The reason for the policy version hash is specific: when an auditor asks "why was this allowed in March", you need to be able to reproduce the exact rule set that produced the decision. If your policy lives in a file that gets edited in place, you cannot answer that question. If it lives in git and the commit hash is in every log line, you can.
This is the piece that makes the difference between an AI system you can defend and one you can't. The methodology I use for the Intelligence Brain treats the audit log as the product, not a side effect — the point of running on-premise with deterministic authorisation is that you can hand a regulator a complete, signed record of every action the model influenced.

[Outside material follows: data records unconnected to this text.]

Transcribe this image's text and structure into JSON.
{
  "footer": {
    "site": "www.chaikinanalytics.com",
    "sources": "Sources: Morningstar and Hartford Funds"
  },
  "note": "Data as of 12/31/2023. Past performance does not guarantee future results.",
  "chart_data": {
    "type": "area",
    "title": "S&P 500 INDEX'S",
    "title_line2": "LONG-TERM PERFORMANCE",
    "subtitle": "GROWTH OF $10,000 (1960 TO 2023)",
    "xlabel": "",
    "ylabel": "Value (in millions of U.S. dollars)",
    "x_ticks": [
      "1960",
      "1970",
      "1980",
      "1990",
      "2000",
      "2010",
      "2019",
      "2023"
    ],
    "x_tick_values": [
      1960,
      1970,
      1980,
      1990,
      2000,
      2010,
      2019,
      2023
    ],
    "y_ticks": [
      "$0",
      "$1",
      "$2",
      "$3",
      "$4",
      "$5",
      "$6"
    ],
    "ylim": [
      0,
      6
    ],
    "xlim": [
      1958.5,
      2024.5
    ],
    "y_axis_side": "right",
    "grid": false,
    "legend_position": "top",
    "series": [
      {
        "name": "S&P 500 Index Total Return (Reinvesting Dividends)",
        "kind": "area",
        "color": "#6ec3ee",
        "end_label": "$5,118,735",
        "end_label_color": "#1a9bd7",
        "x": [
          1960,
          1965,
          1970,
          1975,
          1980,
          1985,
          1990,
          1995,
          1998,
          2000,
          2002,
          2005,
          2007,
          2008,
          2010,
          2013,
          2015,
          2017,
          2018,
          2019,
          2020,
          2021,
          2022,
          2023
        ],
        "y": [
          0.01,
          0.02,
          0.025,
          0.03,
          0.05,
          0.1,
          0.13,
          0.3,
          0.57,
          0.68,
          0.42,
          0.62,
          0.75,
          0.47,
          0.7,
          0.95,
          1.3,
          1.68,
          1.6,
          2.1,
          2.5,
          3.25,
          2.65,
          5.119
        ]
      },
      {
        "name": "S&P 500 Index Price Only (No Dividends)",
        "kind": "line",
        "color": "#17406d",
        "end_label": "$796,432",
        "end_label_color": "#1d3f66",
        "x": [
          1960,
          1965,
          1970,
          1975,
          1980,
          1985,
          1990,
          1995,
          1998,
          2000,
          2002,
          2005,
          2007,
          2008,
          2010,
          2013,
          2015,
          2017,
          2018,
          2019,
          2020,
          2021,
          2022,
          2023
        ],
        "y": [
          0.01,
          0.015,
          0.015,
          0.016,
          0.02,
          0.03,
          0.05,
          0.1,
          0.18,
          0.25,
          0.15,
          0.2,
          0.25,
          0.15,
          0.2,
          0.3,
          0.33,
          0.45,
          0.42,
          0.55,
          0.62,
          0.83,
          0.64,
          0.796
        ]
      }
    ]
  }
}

Where this fits in a wider architecture
Tool-layer authorisation is one of three load-bearing pieces in a defensible AI architecture. The other two are data minimisation at retrieval (the model never sees what it doesn't need to see, even within an allowed scope) and execution boundaries (tool calls run in environments that cannot reach beyond their stated effect). The Intelligence Brain is built around all three, because in regulated work no one of them is sufficient on its own. A tool layer with no retrieval discipline still leaks. Retrieval discipline with no execution boundaries still allows lateral movement. Execution boundaries with no authorisation are just sandboxes around the wrong action.
Where to start this week
Pick the single highest-risk tool your model can call — usually the one that reads customer or matter data — and rebuild it under this pattern: short-lived user token, JSON schema validation, OPA or Cedar policy with at least one row-filter obligation, and a hash-chained audit log. Do it for one tool, end-to-end, with tests, before you do it for ten. You will find the gaps in your identity model, your data classification, and your existing RBAC within the first day, and those gaps were already there — the model just made them visible.